3. 3. Evaluation of surface finish of refractory sheet The surface finish of the refractory sheet of Examples 1 to 10 and Comparative Examples 1 and 2 was evaluated by visually confirming surface roughness and dirt. The surface roughness (presence or absence of wrinkles and cracks) and dirt (surface exposure of the powder) were evaluated by visual confirmation. The definition of wrinkles and cracks was defined as a size of 3 mm or more, and the exposure of powder was defined as white on the black sheet surface or an exposed area of graphite of 4 mm2 or more. If it is within 5 places in the created sheet with a width of 100 cm x 100 cm, it is marked as ○, and if it is 3 or more, it is marked as x:
◯: No wrinkles on the surface or wrinkles of 3 mm or more in 5 places / m ^{2 or} less ×: Wrinkles of 3 mm or more in 5 places / m ² or more on the surface.

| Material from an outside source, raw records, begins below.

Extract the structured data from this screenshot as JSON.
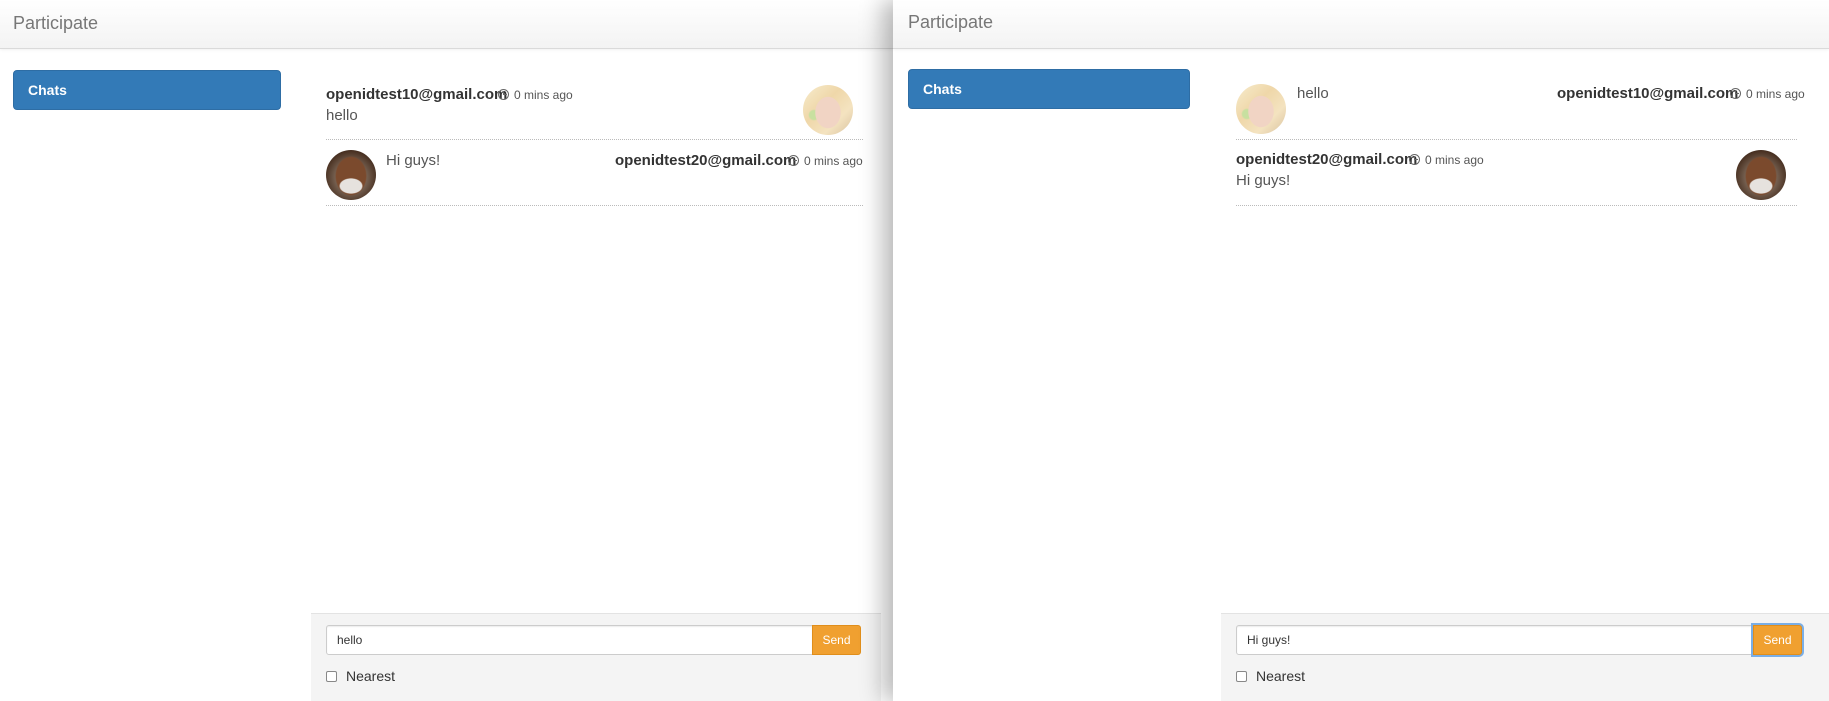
{
  "windows": [
    {
      "brand": "Participate",
      "sidebar": {
        "chats_label": "Chats"
      },
      "messages": [
        {
          "author": "openidtest10@gmail.com",
          "time": "0 mins ago",
          "text": "hello",
          "avatar": "blonde-avatar"
        },
        {
          "author": "openidtest20@gmail.com",
          "time": "0 mins ago",
          "text": "Hi guys!",
          "avatar": "dark-avatar"
        }
      ],
      "composer": {
        "input_value": "hello",
        "send_label": "Send",
        "nearest_label": "Nearest",
        "nearest_checked": false
      }
    },
    {
      "brand": "Participate",
      "sidebar": {
        "chats_label": "Chats"
      },
      "messages": [
        {
          "author": "openidtest10@gmail.com",
          "time": "0 mins ago",
          "text": "hello",
          "avatar": "blonde-avatar"
        },
        {
          "author": "openidtest20@gmail.com",
          "time": "0 mins ago",
          "text": "Hi guys!",
          "avatar": "dark-avatar"
        }
      ],
      "composer": {
        "input_value": "Hi guys!",
        "send_label": "Send",
        "nearest_label": "Nearest",
        "nearest_checked": false
      }
    }
  ],
  "colors": {
    "primary": "#337ab7",
    "send": "#f0a030",
    "navbar": "#f6f6f6"
  }
}
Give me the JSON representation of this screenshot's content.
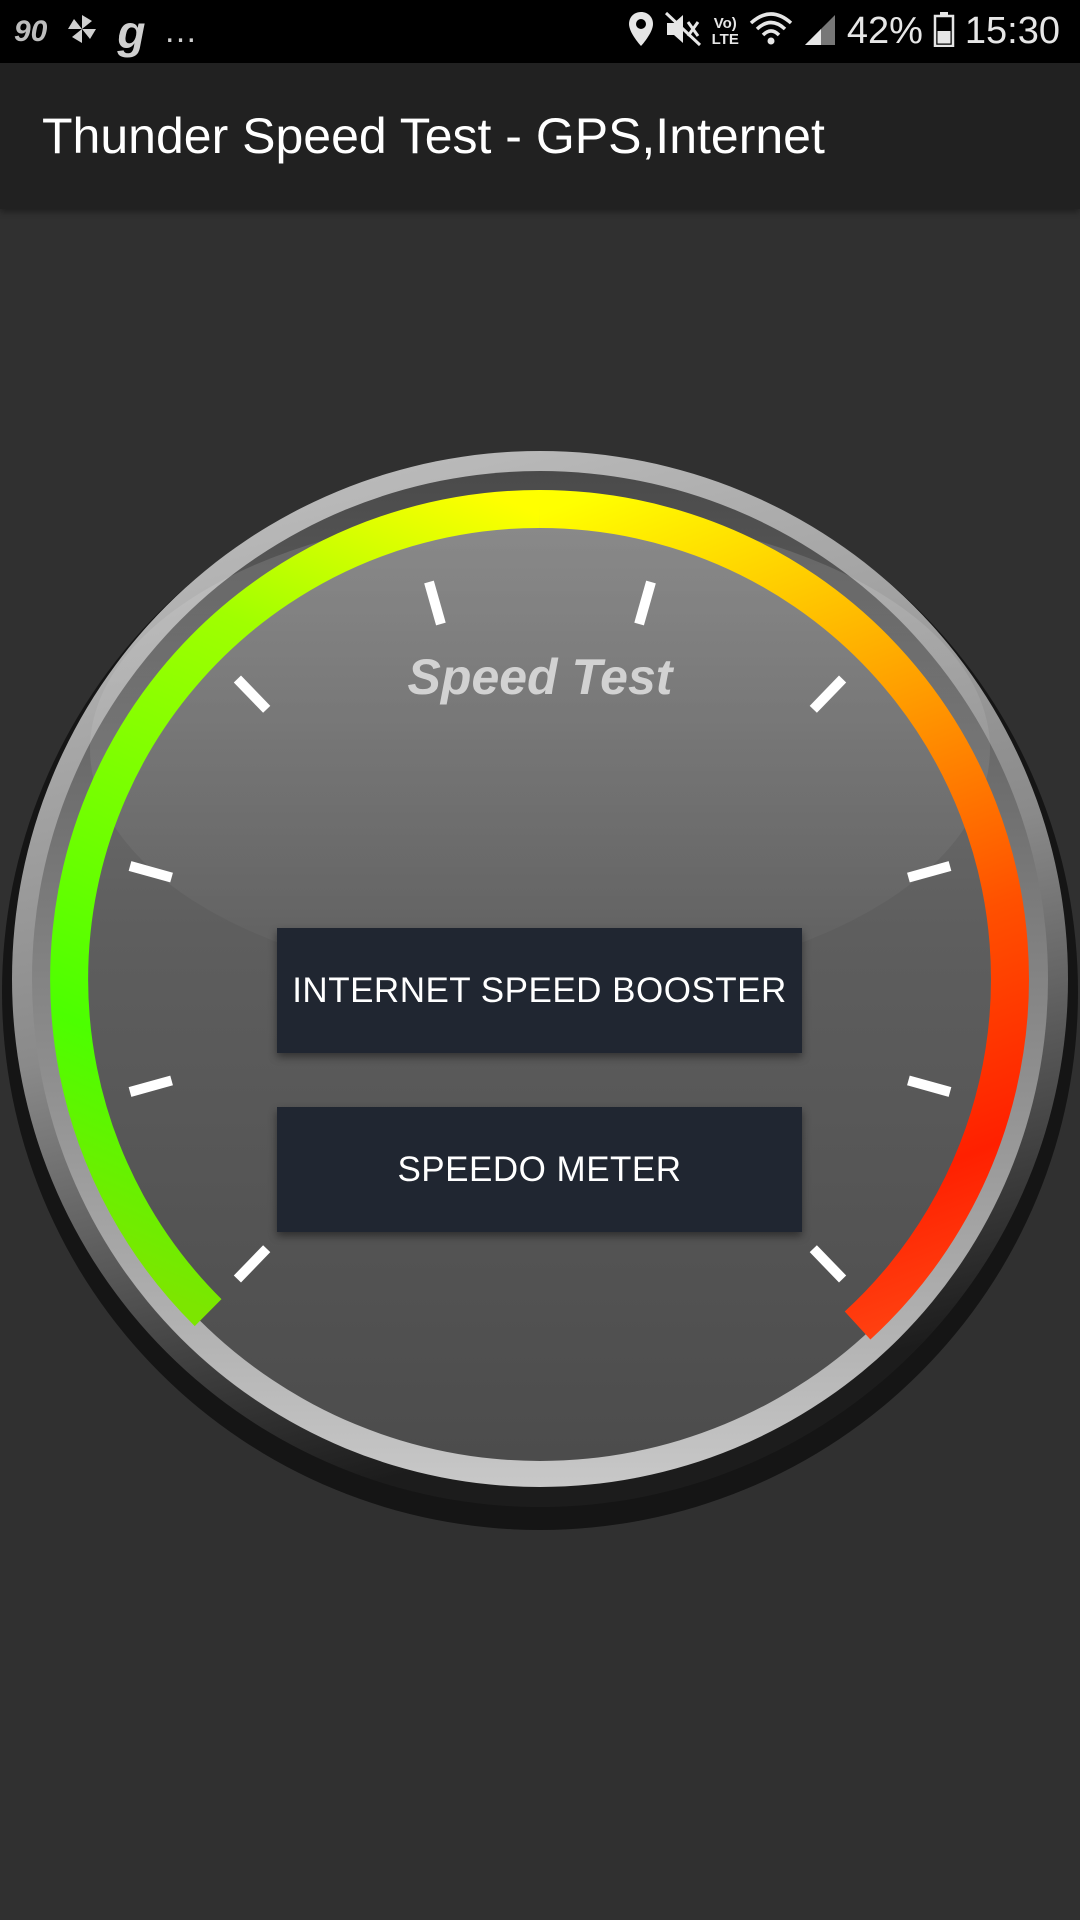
{
  "status_bar": {
    "left_badge": "90",
    "left_letter": "g",
    "overflow": "…",
    "battery_percent": "42%",
    "time": "15:30",
    "volte_top": "Vo)",
    "volte_bottom": "LTE",
    "icons": [
      "notification-90-icon",
      "pinwheel-icon",
      "g-app-icon",
      "location-icon",
      "mute-icon",
      "volte-icon",
      "wifi-icon",
      "signal-icon",
      "battery-icon"
    ]
  },
  "app_bar": {
    "title": "Thunder Speed Test - GPS,Internet"
  },
  "gauge": {
    "label": "Speed Test",
    "arc_colors": [
      "#4cff00",
      "#ffff00",
      "#ff8c00",
      "#ff2000"
    ]
  },
  "buttons": {
    "booster": "INTERNET SPEED BOOSTER",
    "meter": "SPEEDO METER"
  },
  "colors": {
    "background": "#303030",
    "app_bar": "#212121",
    "button": "#202631"
  }
}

The refractory sheets of Examples 1 to 24 were excellent in surface finish, and deterioration of quality was suppressed.

Claims (5)

Contains polyvinyl chloride resin, thermally expandable graphite and inorganic filler,
The inorganic filler contains a lower phosphate and / or a polyphosphate and contains
The lower phosphate is one or more selected from the group consisting of primary phosphate, secondary phosphate, tertiary phosphate, metaphosphate, and hypophosphate.

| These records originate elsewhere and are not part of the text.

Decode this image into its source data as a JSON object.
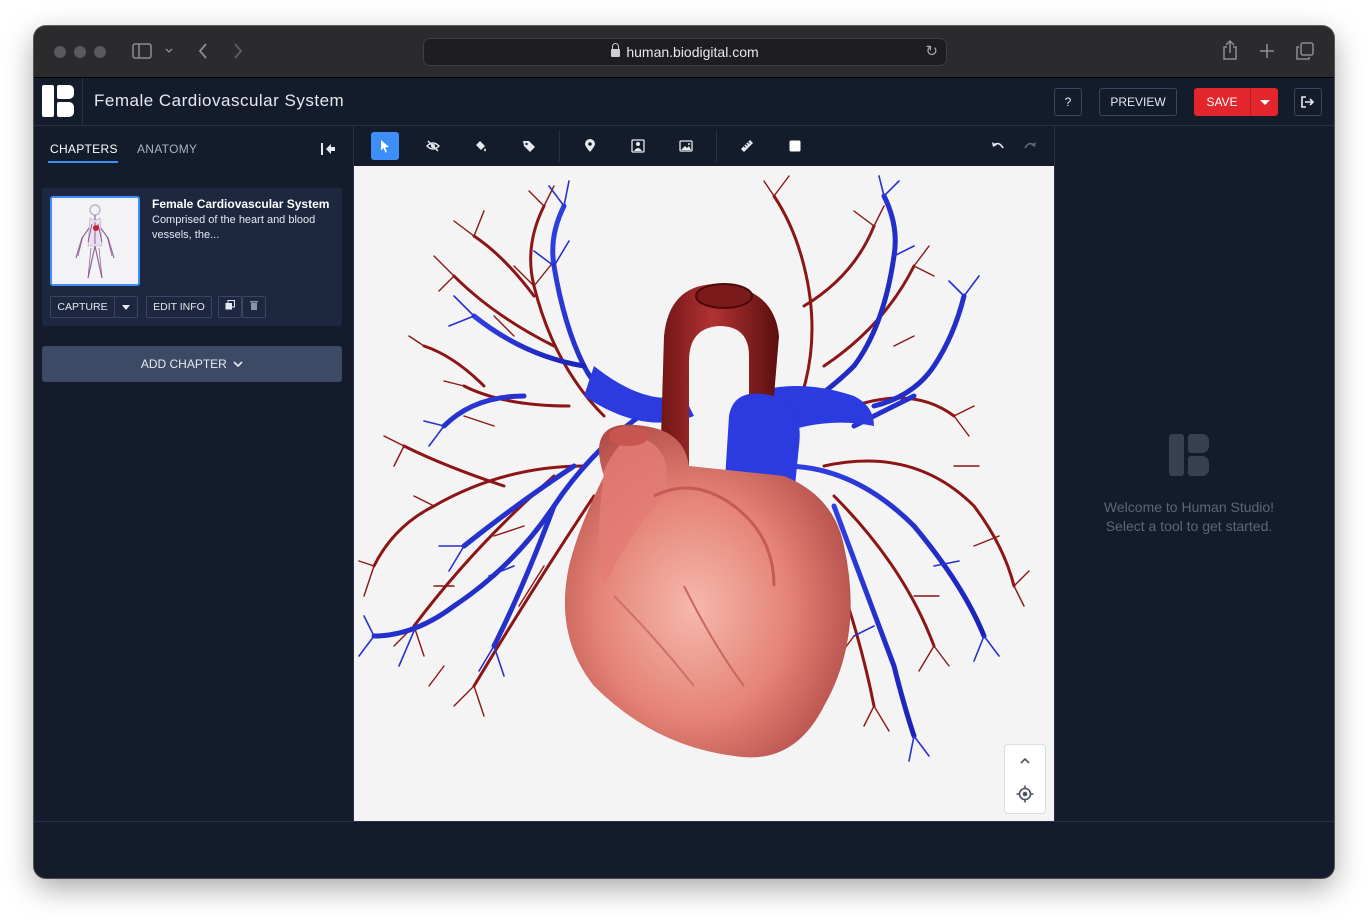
{
  "browser": {
    "url": "human.biodigital.com"
  },
  "app": {
    "title": "Female Cardiovascular System",
    "help_label": "?",
    "preview_label": "PREVIEW",
    "save_label": "SAVE",
    "accent": "#3e8ef7",
    "save_color": "#e2262b"
  },
  "sidebar": {
    "tabs": [
      {
        "label": "CHAPTERS",
        "active": true
      },
      {
        "label": "ANATOMY",
        "active": false
      }
    ],
    "chapters": [
      {
        "title": "Female Cardiovascular System",
        "description": "Comprised of the heart and blood vessels, the...",
        "capture_label": "CAPTURE",
        "edit_label": "EDIT INFO"
      }
    ],
    "add_chapter_label": "ADD CHAPTER"
  },
  "toolbar": {
    "tools": [
      "select-icon",
      "hide-icon",
      "paint-icon",
      "label-icon",
      "pin-icon",
      "xray-icon",
      "image-icon",
      "ruler-icon",
      "box-icon"
    ],
    "active_tool": "select-icon"
  },
  "right_panel": {
    "welcome_line1": "Welcome to Human Studio!",
    "welcome_line2": "Select a tool to get started."
  }
}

The polyphosphate salt is one or more selected from the group consisting of melammu polyphosphate, melem polyphosphate, and ammonium polyphosphate.

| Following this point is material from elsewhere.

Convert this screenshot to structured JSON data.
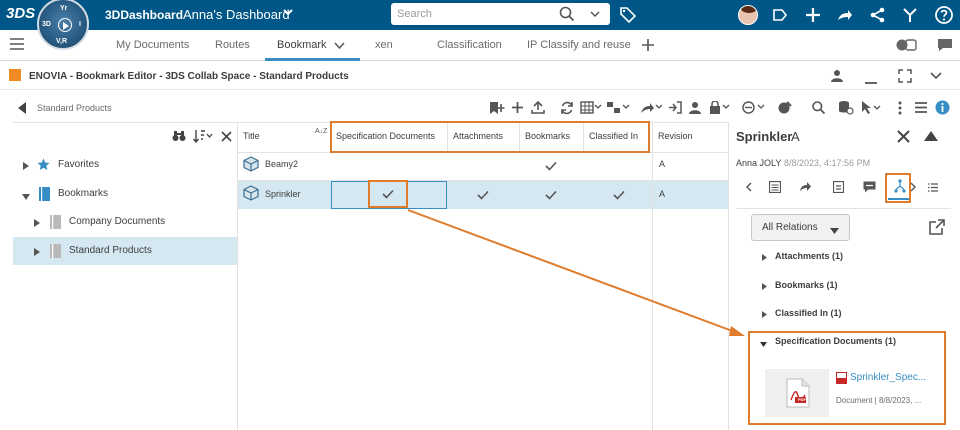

Particle size of the thermally expandable graphite, there particle size ratio is in the range of 1 to 1000 with respect to the particle size of the inorganic filler, and the total content of the thermally expandable graphite and the inorganic filler is 30 weight % Or more, and the content of the heat-expandable graphite is 15% by weight or more, which is thermally expandable with respect to 100 parts by mass of the polyvinyl chloride-based resin. Excluding those containing 100 parts by mass of graphite, 20 parts by mass of calcium carbonate, 50 parts by mass of plasticizer and 50 parts by mass of ammonium polyphosphate) . The refractory resin composition according to claim 1, wherein the heat-expandable graphite has an average particle size of 100 μm or more. The refractory resin composition according to claim 1 or 2, further comprising a plasticizer. A refractory resin molded product comprising the refractory resin composition according to any one of claims 1 to 3. A fitting provided with the refractory resin molded product according to claim 4.